Offspring. Between Nature and Code

Porte Rosse presenta Offspring. Between Nature and Code, mostra personale di Eleonora Gudenko a cura di Agnese Lombardo, visitabile dal 12 al 21 febbraio 2026.

La mostra indaga il rapporto tra nuove tecnologie e società contemporanea attraverso una prospettiva genealogica, in cui l’evoluzione è intesa come processo di continuità e trasformazione. Nel lavoro di Gudenko, la tecnologia non è concepita come entità autonoma, ma come derivazione dell’umano: una forma secondaria e imperfetta che eredita strutture simboliche, impulsi e ambivalenze di una specie profondamente arcaica.

Crani di primati e resti di teste robotiche condividono lo stesso orizzonte visivo, senza gerarchie tra naturale e artificiale.
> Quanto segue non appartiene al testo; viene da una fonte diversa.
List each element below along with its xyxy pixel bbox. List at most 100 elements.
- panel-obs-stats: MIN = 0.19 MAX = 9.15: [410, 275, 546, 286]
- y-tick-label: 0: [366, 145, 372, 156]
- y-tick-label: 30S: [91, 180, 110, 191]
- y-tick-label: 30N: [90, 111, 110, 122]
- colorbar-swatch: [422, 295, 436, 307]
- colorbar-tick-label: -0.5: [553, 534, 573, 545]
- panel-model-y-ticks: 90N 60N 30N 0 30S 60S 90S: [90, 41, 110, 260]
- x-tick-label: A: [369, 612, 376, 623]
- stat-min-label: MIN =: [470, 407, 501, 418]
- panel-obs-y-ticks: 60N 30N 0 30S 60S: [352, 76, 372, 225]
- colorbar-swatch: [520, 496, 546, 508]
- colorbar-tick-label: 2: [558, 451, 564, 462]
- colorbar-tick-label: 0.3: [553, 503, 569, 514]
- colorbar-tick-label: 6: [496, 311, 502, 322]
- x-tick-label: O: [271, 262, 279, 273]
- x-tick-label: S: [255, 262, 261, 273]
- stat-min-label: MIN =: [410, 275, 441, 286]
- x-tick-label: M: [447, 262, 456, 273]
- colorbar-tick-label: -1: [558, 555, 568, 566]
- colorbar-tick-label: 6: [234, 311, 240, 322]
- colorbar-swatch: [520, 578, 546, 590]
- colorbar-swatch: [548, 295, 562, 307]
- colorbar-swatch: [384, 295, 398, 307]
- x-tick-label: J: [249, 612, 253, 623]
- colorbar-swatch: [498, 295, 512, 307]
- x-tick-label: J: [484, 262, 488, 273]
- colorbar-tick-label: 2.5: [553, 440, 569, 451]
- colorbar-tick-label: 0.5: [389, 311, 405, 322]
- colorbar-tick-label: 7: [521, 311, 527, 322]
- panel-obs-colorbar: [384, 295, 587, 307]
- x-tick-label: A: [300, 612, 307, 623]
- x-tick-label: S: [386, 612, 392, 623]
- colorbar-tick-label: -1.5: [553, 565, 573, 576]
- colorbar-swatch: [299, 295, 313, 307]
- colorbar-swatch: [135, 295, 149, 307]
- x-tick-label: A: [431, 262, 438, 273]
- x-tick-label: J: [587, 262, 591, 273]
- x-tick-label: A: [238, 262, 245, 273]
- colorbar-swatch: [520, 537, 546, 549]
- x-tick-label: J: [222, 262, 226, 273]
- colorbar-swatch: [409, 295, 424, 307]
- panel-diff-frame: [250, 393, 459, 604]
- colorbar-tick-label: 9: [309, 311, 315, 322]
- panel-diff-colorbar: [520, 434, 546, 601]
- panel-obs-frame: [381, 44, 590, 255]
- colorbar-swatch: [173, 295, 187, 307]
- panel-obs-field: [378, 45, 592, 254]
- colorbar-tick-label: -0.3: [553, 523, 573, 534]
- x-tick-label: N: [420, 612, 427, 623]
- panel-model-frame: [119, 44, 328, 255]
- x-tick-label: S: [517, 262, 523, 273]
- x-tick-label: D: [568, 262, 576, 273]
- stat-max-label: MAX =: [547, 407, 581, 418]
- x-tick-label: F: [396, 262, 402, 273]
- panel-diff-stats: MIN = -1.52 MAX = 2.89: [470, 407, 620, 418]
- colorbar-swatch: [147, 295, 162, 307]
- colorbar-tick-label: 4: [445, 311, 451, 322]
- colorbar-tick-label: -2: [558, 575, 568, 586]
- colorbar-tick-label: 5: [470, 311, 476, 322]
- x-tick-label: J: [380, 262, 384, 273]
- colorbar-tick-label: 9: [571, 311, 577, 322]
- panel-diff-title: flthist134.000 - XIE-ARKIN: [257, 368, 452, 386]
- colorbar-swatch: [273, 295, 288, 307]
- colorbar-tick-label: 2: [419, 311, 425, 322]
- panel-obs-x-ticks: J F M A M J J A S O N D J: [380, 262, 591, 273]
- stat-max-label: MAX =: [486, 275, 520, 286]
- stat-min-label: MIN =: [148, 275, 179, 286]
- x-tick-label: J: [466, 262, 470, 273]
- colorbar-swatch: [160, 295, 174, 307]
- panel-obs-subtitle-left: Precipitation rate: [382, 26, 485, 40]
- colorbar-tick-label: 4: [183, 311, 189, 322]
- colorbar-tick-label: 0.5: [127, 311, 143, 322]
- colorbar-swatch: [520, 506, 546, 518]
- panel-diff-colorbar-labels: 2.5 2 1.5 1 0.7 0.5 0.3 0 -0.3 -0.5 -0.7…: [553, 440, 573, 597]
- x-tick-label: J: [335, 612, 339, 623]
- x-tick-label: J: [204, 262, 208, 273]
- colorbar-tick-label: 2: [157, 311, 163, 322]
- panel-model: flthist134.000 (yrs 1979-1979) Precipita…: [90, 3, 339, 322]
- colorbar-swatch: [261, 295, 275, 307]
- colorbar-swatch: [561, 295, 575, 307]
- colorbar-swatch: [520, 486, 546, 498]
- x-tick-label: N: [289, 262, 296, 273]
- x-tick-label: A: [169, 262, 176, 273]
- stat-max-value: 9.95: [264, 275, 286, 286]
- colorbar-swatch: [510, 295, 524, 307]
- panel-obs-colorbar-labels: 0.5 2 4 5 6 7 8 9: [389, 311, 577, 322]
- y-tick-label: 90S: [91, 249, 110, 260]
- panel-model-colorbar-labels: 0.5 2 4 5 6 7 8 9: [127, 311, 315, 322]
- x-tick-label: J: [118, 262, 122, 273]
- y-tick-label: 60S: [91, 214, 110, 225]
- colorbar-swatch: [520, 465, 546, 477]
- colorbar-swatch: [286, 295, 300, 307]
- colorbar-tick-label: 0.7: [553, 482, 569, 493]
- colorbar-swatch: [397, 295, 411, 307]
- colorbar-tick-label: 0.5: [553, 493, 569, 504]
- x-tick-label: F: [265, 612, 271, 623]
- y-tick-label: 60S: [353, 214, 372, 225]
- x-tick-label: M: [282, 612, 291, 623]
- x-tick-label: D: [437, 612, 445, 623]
Questa compresenza suggerisce una linea evolutiva comune, in cui robot e intelligenze artificiali emergono come discendenti culturali, generati da una società che trasferisce nei propri artefatti modelli cognitivi, desideri e responsabilità morali.

Elementi iconografici legati al mito e alla spiritualità — dalla maternità alla preghiera, fino al riferimento all’Albero della Conoscenza — attraversano le opere come dispositivi culturali, richiamando il bisogno umano di attribuire senso agli atti di creazione, anche quando questi oltrepassano il dominio del biologico.

Offspring si configura come uno spazio di osservazione critica, lontano sia da visioni distopiche sia da una celebrazione acritica del progresso tecnologico. La mostra invita lo spettatore a interrogarsi sulle implicazioni etiche delle forme di esistenza che stiamo generando: entità ibride, ancora in divenire, che riflettono la continuità e la trasformazione della nostra origine.